A lively exchange of emails after my last posting with my good friends and Potwell Inn regulars Kate and Nick who run a smallholding in the Brecon Beacons. Apart from establishing that they do have a Goose Arse apple tree on their patch, Kate was telling me about an experiment they are planning using birch tar to discourage the slugs and snails that are a constant problem on their allotment patch.

This year they were using sheeps’ wool which had some deterrent effect, Kate says.  They’ve got mountains of the stuff because the economics of sheep farming are frightening. Last year it cost £70 for shearing them and they made £3.81 for the wool. They’ve never made more than 50% of the shearing cost on the wool, and last year’s is stacked up in the barn with little hope of a return except by composting and digging it in to the bean trenches. The pictures show how Kate is experimenting with it as a means of slug control, but whichever way you look at it the hours and the expense of lambing, day to day feeding, abattoir fees, vet’s fees, and fencing can only represent a very poor return on investment. They do it because they love it but the hill farmers are almost all gone now because, in reality, you can’t do it without subsidising it yourself by working. I know buying woollen shirts won’t change the world, but it’s a great example of the way that our countryside is being deformed by our shopping habits.
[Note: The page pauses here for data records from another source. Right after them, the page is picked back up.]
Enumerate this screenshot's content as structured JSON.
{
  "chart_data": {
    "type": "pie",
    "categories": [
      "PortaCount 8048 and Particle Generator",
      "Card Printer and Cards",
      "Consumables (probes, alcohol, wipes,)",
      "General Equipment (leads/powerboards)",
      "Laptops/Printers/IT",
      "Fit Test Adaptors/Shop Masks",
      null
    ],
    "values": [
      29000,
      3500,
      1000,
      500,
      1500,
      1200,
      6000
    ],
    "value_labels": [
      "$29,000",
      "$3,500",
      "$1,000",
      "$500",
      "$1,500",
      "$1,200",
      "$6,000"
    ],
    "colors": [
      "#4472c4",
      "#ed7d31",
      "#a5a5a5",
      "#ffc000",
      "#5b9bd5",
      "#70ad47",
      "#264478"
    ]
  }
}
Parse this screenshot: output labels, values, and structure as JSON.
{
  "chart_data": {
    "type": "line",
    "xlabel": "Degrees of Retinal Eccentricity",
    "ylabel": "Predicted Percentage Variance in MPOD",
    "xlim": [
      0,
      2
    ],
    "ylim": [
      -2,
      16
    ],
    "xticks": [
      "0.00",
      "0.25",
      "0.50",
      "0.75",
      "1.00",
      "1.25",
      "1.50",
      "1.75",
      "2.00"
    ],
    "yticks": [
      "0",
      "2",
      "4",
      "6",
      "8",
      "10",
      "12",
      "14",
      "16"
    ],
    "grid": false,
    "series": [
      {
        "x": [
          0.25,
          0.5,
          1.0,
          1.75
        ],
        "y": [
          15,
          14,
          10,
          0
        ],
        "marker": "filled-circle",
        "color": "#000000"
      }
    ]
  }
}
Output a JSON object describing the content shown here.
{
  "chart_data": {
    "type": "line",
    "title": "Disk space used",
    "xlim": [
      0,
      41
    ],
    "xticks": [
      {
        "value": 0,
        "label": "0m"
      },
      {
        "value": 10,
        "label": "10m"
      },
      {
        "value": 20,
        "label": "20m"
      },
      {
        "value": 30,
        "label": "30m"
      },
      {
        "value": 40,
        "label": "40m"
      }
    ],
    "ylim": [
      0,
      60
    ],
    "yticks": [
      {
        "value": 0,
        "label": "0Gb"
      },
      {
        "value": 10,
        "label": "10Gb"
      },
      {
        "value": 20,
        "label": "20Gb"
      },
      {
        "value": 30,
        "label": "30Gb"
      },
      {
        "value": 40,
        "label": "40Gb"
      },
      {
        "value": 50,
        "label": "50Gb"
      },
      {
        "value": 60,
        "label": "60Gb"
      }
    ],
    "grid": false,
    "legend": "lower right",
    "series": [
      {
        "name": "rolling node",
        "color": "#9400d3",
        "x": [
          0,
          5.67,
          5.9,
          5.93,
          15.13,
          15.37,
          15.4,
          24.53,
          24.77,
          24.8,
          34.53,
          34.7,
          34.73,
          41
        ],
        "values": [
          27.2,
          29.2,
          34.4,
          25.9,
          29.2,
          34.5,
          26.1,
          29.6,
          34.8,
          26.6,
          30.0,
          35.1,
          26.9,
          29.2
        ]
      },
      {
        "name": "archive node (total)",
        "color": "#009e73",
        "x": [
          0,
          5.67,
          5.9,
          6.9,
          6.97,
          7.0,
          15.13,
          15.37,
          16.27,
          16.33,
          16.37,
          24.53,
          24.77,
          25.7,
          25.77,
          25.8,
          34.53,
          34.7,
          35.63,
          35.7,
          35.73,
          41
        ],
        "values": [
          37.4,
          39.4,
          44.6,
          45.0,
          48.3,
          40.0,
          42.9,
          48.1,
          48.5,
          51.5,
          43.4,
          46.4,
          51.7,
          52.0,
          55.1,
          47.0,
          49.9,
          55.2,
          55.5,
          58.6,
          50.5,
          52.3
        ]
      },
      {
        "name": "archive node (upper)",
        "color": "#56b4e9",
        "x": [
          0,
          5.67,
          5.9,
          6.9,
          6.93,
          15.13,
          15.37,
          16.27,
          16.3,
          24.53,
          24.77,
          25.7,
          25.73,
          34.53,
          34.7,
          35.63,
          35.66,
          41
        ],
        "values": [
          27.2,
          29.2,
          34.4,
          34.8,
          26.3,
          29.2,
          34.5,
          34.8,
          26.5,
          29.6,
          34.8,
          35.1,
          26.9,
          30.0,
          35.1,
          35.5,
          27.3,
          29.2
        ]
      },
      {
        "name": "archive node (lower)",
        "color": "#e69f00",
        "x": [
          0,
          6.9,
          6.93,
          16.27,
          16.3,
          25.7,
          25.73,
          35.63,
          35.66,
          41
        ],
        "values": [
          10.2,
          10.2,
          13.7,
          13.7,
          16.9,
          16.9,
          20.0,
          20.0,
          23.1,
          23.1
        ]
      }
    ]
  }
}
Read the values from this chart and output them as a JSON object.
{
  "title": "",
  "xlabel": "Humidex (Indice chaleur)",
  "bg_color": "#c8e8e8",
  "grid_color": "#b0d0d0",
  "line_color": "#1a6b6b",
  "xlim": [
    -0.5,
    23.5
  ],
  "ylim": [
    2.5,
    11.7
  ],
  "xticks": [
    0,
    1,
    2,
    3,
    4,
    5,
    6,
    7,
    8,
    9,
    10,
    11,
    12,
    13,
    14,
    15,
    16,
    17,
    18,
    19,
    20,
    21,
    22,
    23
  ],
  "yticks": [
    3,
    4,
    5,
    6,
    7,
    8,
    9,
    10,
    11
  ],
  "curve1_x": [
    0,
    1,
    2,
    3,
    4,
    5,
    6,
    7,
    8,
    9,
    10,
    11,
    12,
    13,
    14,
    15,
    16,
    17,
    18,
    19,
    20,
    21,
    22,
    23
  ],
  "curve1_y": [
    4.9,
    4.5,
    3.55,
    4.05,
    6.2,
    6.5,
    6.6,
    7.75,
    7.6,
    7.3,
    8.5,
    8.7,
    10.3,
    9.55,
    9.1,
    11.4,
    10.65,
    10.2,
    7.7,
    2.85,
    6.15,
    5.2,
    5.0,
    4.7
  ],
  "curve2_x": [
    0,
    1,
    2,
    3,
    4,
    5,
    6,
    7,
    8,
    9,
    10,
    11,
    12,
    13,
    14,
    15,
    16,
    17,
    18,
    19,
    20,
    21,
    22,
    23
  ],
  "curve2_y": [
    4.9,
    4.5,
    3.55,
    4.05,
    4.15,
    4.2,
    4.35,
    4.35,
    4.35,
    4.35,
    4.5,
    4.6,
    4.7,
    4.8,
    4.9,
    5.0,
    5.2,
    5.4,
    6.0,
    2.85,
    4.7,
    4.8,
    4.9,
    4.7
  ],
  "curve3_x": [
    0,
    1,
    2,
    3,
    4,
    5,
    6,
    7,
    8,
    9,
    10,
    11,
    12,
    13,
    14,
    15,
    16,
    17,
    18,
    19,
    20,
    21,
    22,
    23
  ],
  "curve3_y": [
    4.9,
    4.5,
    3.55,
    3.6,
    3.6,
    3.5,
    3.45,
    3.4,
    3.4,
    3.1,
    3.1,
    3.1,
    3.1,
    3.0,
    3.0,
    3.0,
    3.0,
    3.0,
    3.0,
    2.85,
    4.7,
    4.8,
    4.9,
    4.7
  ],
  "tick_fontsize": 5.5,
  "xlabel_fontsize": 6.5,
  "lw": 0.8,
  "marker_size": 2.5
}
Anyway, during the winter Nick will be attempting to make some birch tar from their plentiful supply of trees.  Over the years they’ve replanted hundreds of the native trees that would once have formed much of the landscape and they’re beginning to come to the point where some of the less long-lived can be harvested. Apparently the birch tar is waterproof, and when mixed with vaseline it can be smeared on fences (or perhaps raised bed boards) where it is effective for some weeks. This year we used nematodes on some of the beds, but it’s very expensive and in any case in such a dry season we didn’t have any real problems.  We also use ferrous phosphate when we’re forced to but none of us like – or can afford – any sort of chemicals, even when they’re approved for organic systems, but we have agreed to give the tar a try on our allotment. Kate wonders whether it would be better known if it really worked, but the licensing regulations are so stacked in favour of big pharma, smaller companies will never have the money or the facilities to test them to meet the regulations and so they’ll linger on as folk remedies. If it deterred foxes, badgers, rats, pigeons, cabbage white butterflies, carrot and onion flies and human browsers too it would definitely be a winner!